There is an article which may help you: http://bugslasher.net/2011/01/15/memory-exhaustion-even-if-a-large-enough-free-memory-segment-is-available/ 有一篇文章可能会对您有所帮助: http : //bugslasher.net/2011/01/15/memory-exhaustion-even-if-a-large-enough-free-memory-segment-is-available/

If you can get the virtual addresses then you can dump additional information using !pte address and pfn frameNum you can get the page frame number for the virtual address can be obtained from the result from !pte . 如果可以获取虚拟地址,则可以使用!pte addresspfn frameNum转储其他信息,您可以获取虚拟地址的页面框架号,该页号可以从!pte的结果中获取。

!vm 1 will display some stats on your virtual memory usage but not much more, the other thing is you could put a breakpoint on calls to virtualAlloc and dump the call stack and local variables if you use kf then this will display the distance in bytes between the stack frames which may indicate large allocations, I would write this information out to a log file and compare it later between the 2 dumps. !vm 1将显示有关虚拟内存使用情况的一些统计信息,但不多得多,另一件事是,您可以在对virtualAlloc的调用上设置断点,并转储调用堆栈和局部变量(如果使用kf则将以字节为单位显示距离在可能表示分配量很大的堆栈帧之间,我会将这些信息写到日志文件中,然后在两个转储之间进行比较。

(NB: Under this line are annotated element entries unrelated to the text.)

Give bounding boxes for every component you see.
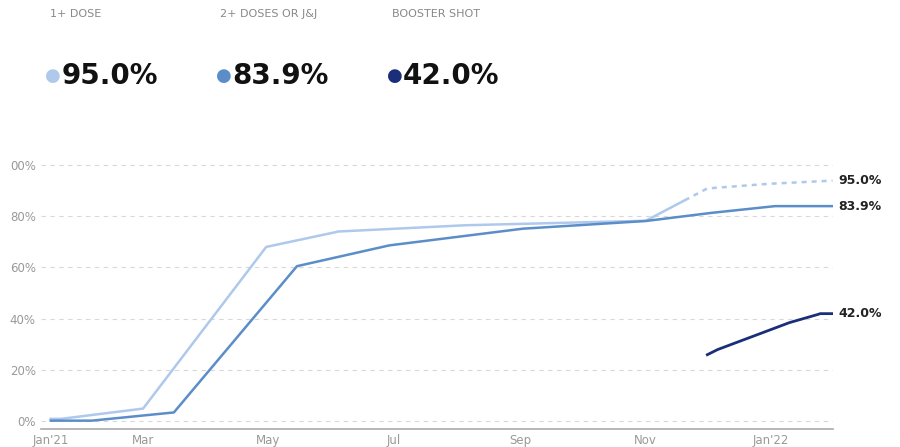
Text: ●: ● — [216, 67, 232, 85]
Text: 83.9%: 83.9% — [838, 200, 881, 213]
Text: 95.0%: 95.0% — [838, 174, 881, 187]
Text: 42.0%: 42.0% — [403, 62, 500, 90]
Text: 95.0%: 95.0% — [61, 62, 158, 90]
Text: BOOSTER SHOT: BOOSTER SHOT — [392, 9, 480, 19]
Text: 2+ DOSES OR J&J: 2+ DOSES OR J&J — [220, 9, 318, 19]
Text: ●: ● — [387, 67, 403, 85]
Text: 42.0%: 42.0% — [838, 307, 882, 320]
Text: 1+ DOSE: 1+ DOSE — [50, 9, 101, 19]
Text: 83.9%: 83.9% — [232, 62, 328, 90]
Text: ●: ● — [45, 67, 61, 85]
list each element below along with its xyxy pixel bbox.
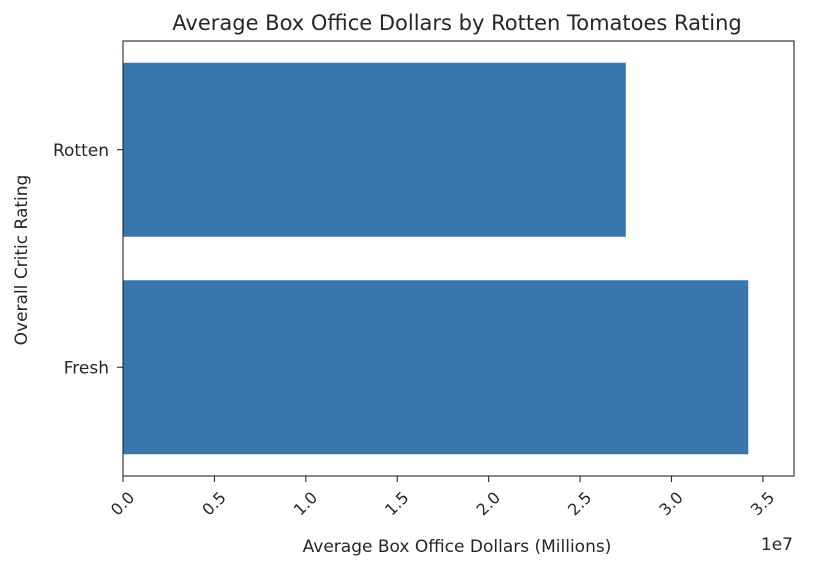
plot-area-frame xyxy=(122,40,795,477)
x-tick-label: 2.0 xyxy=(473,488,504,519)
chart-title: Average Box Office Dollars by Rotten Tom… xyxy=(172,11,741,35)
x-tick-label: 0.5 xyxy=(198,488,229,519)
y-axis-label: Overall Critic Rating xyxy=(12,175,32,346)
x-tick-label: 1.5 xyxy=(381,488,412,519)
bars-layer xyxy=(123,62,749,455)
x-axis-label: Average Box Office Dollars (Millions) xyxy=(303,537,612,557)
y-tick-label-fresh: Fresh xyxy=(64,358,109,378)
y-axis: Rotten Fresh xyxy=(53,141,123,378)
y-tick-label-rotten: Rotten xyxy=(53,141,109,161)
bar-fresh xyxy=(123,280,749,455)
x-tick-label: 2.5 xyxy=(564,488,595,519)
x-axis-offset-label: 1e7 xyxy=(761,535,793,555)
x-axis: 0.0 0.5 1.0 1.5 2.0 2.5 3.0 3.5 xyxy=(107,476,778,519)
bar-rotten xyxy=(123,62,626,237)
x-tick-label: 0.0 xyxy=(107,488,138,519)
x-tick-label: 3.5 xyxy=(747,488,778,519)
x-tick-label: 3.0 xyxy=(655,488,686,519)
x-tick-label: 1.0 xyxy=(290,488,321,519)
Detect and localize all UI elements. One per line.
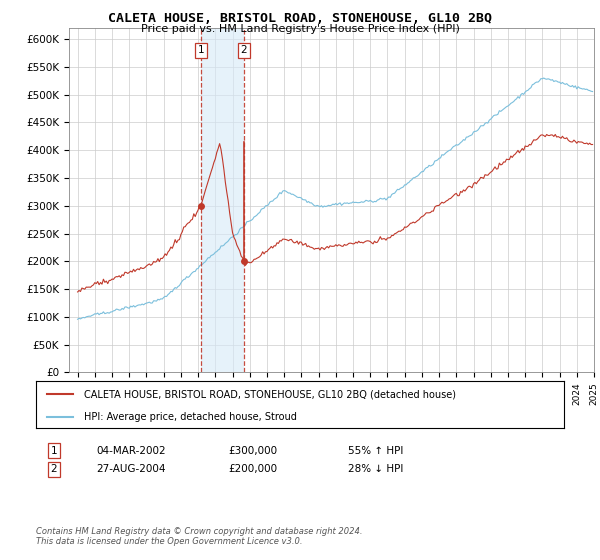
Text: CALETA HOUSE, BRISTOL ROAD, STONEHOUSE, GL10 2BQ: CALETA HOUSE, BRISTOL ROAD, STONEHOUSE, … xyxy=(108,12,492,25)
Text: 1: 1 xyxy=(198,45,205,55)
Bar xyxy=(201,28,244,372)
Text: 2: 2 xyxy=(241,45,247,55)
Text: HPI: Average price, detached house, Stroud: HPI: Average price, detached house, Stro… xyxy=(83,412,296,422)
Text: 2: 2 xyxy=(50,464,58,474)
Text: 04-MAR-2002: 04-MAR-2002 xyxy=(96,446,166,456)
Text: 28% ↓ HPI: 28% ↓ HPI xyxy=(348,464,403,474)
Text: 55% ↑ HPI: 55% ↑ HPI xyxy=(348,446,403,456)
Text: CALETA HOUSE, BRISTOL ROAD, STONEHOUSE, GL10 2BQ (detached house): CALETA HOUSE, BRISTOL ROAD, STONEHOUSE, … xyxy=(83,389,455,399)
Text: £200,000: £200,000 xyxy=(228,464,277,474)
Text: £300,000: £300,000 xyxy=(228,446,277,456)
Text: Price paid vs. HM Land Registry's House Price Index (HPI): Price paid vs. HM Land Registry's House … xyxy=(140,24,460,34)
Text: Contains HM Land Registry data © Crown copyright and database right 2024.
This d: Contains HM Land Registry data © Crown c… xyxy=(36,526,362,546)
Text: 27-AUG-2004: 27-AUG-2004 xyxy=(96,464,166,474)
Text: 1: 1 xyxy=(50,446,58,456)
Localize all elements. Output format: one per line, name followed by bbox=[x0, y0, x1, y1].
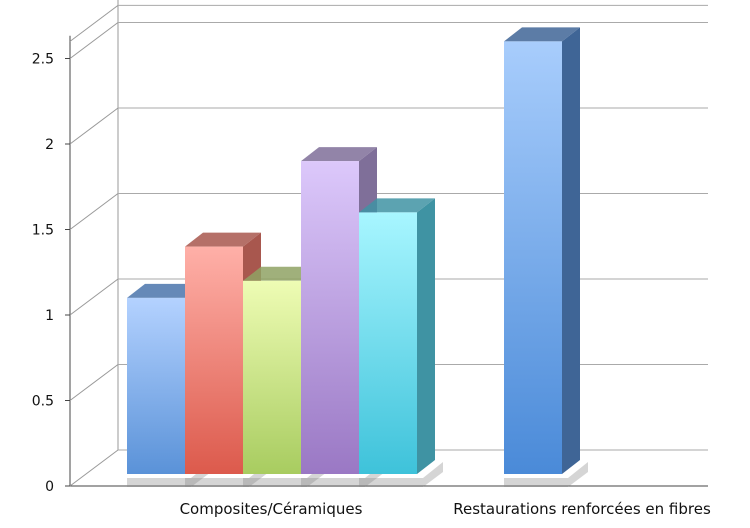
y-tick-label: 0 bbox=[45, 479, 54, 495]
grid-diagonal bbox=[69, 5, 119, 42]
bar-top-face bbox=[301, 147, 377, 162]
bar-shadow bbox=[504, 462, 588, 487]
bar-front-face bbox=[127, 297, 185, 474]
grid-diagonal bbox=[69, 107, 119, 145]
y-tick-label: 0.5 bbox=[32, 394, 54, 410]
bar-side-face bbox=[562, 27, 580, 475]
bar-top-face bbox=[243, 266, 319, 281]
bar-front-face bbox=[301, 161, 359, 474]
bar-side-face bbox=[417, 198, 435, 474]
bar-front-face bbox=[243, 280, 301, 474]
grid-diagonal bbox=[69, 193, 119, 230]
bar-top-face bbox=[185, 232, 261, 247]
x-axis-labels: Composites/Céramiques Restaurations renfo… bbox=[180, 500, 711, 518]
x-category-label: Restaurations renforcées en fibres bbox=[453, 500, 711, 518]
bars bbox=[127, 27, 580, 475]
y-axis-ticks: 0 0.5 1 1.5 2 2.5 bbox=[32, 52, 70, 495]
y-tick-label: 2.5 bbox=[32, 52, 54, 68]
bar-top-face bbox=[504, 27, 580, 42]
bar-shadow bbox=[301, 462, 385, 487]
y-tick-label: 1 bbox=[45, 308, 54, 324]
bar bbox=[359, 198, 435, 474]
bar-shadow bbox=[359, 462, 443, 487]
bar-top-face bbox=[359, 198, 435, 213]
bar-shadow bbox=[185, 462, 269, 487]
x-category-label: Composites/Céramiques bbox=[180, 500, 363, 518]
chart-walls bbox=[69, 0, 708, 487]
bar-front-face bbox=[185, 246, 243, 474]
bar-shadows bbox=[127, 462, 588, 487]
bar-front-face bbox=[504, 41, 562, 475]
grid-diagonal bbox=[69, 364, 119, 401]
bar-top-face bbox=[127, 283, 203, 298]
bar-front-face bbox=[359, 212, 417, 474]
grid-diagonal bbox=[69, 22, 119, 59]
grid-diagonal bbox=[69, 449, 119, 487]
grid-diagonal bbox=[69, 278, 119, 316]
bar bbox=[504, 27, 580, 475]
bar-shadow bbox=[127, 462, 211, 487]
bar-shadow bbox=[243, 462, 327, 487]
y-tick-label: 1.5 bbox=[32, 223, 54, 239]
y-tick-label: 2 bbox=[45, 137, 54, 153]
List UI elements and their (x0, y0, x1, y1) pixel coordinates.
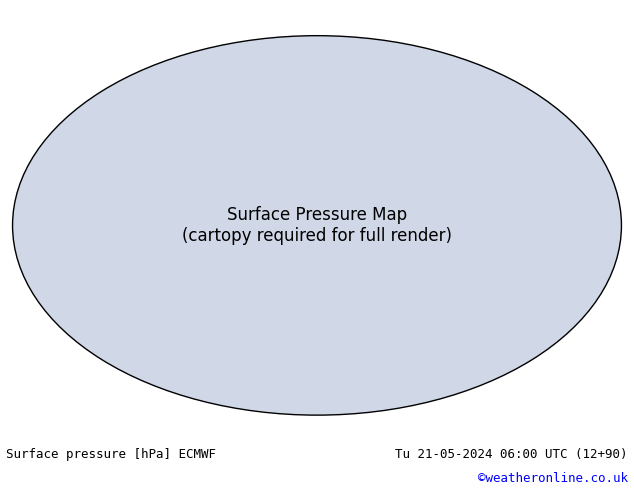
Text: ©weatheronline.co.uk: ©weatheronline.co.uk (477, 472, 628, 485)
Ellipse shape (13, 36, 621, 415)
Text: Tu 21-05-2024 06:00 UTC (12+90): Tu 21-05-2024 06:00 UTC (12+90) (395, 447, 628, 461)
Text: Surface pressure [hPa] ECMWF: Surface pressure [hPa] ECMWF (6, 447, 216, 461)
Text: Surface Pressure Map
(cartopy required for full render): Surface Pressure Map (cartopy required f… (182, 206, 452, 245)
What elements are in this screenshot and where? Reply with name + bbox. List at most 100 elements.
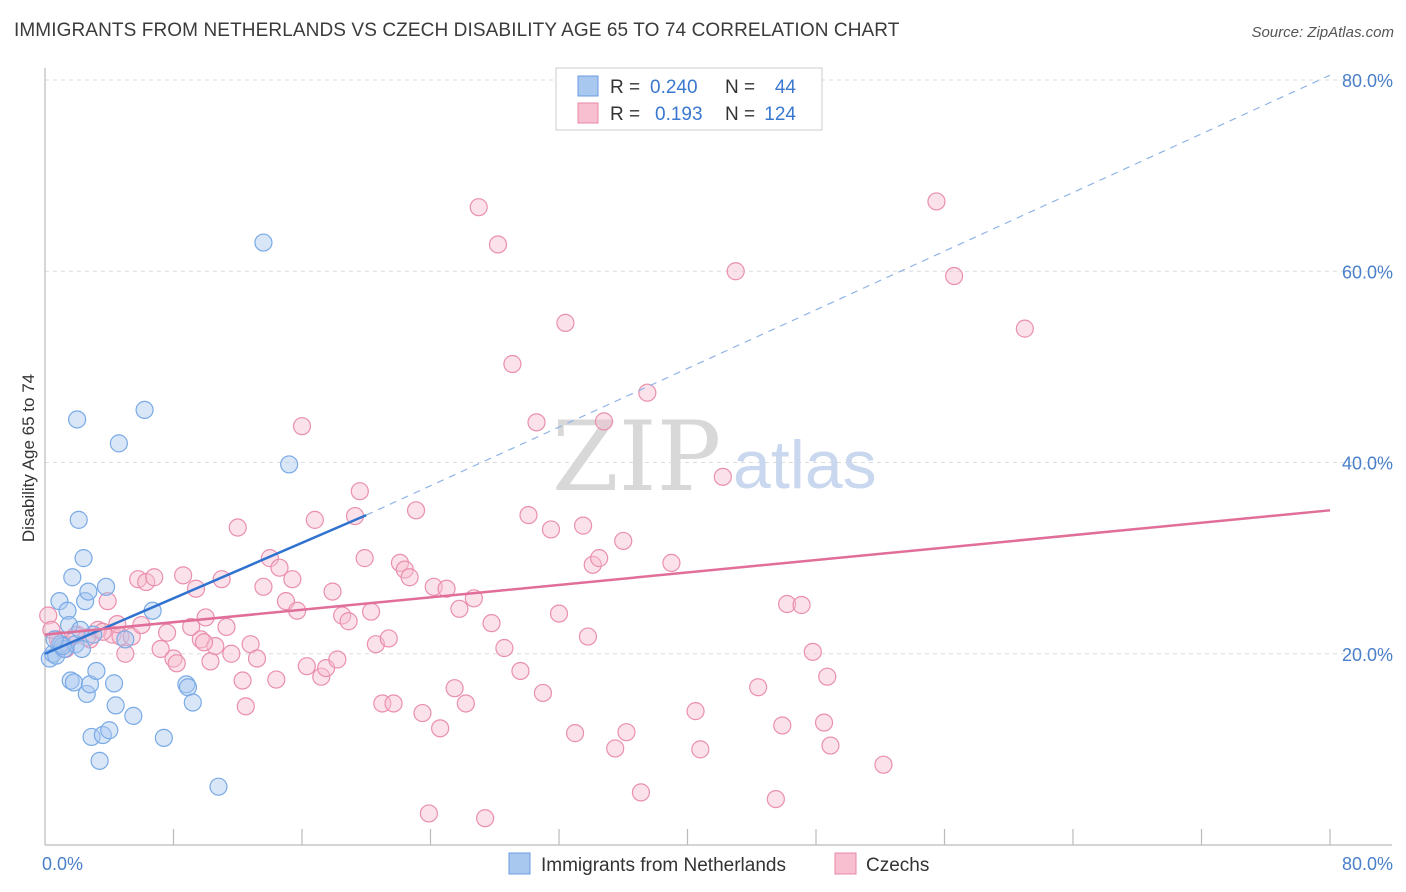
point-czechs-24 bbox=[201, 652, 220, 671]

First, you must set pdb symbols for OS components and your programm : In symbols path window set string like this 首先,必须为OS组件和程序设置pdb符号:在符号路径窗口中设置如下字符串

srv*f:\\symbols\\websymbols*http://msdl.microsoft.com/download/symbols srv * f:\\ symbols \\ websymbols * http://msdl.microsoft.com/download/symbols

and add path to your program private symbols. 并添加程序私有符号的路径。 After this action you can see prety stack trace on command kb. 完成此操作后,您可以在命令kb上看到诱饵堆栈跟踪。 First occurence of your programm in stack is caller function. 程序在堆栈中的首次出现是调用程序功能。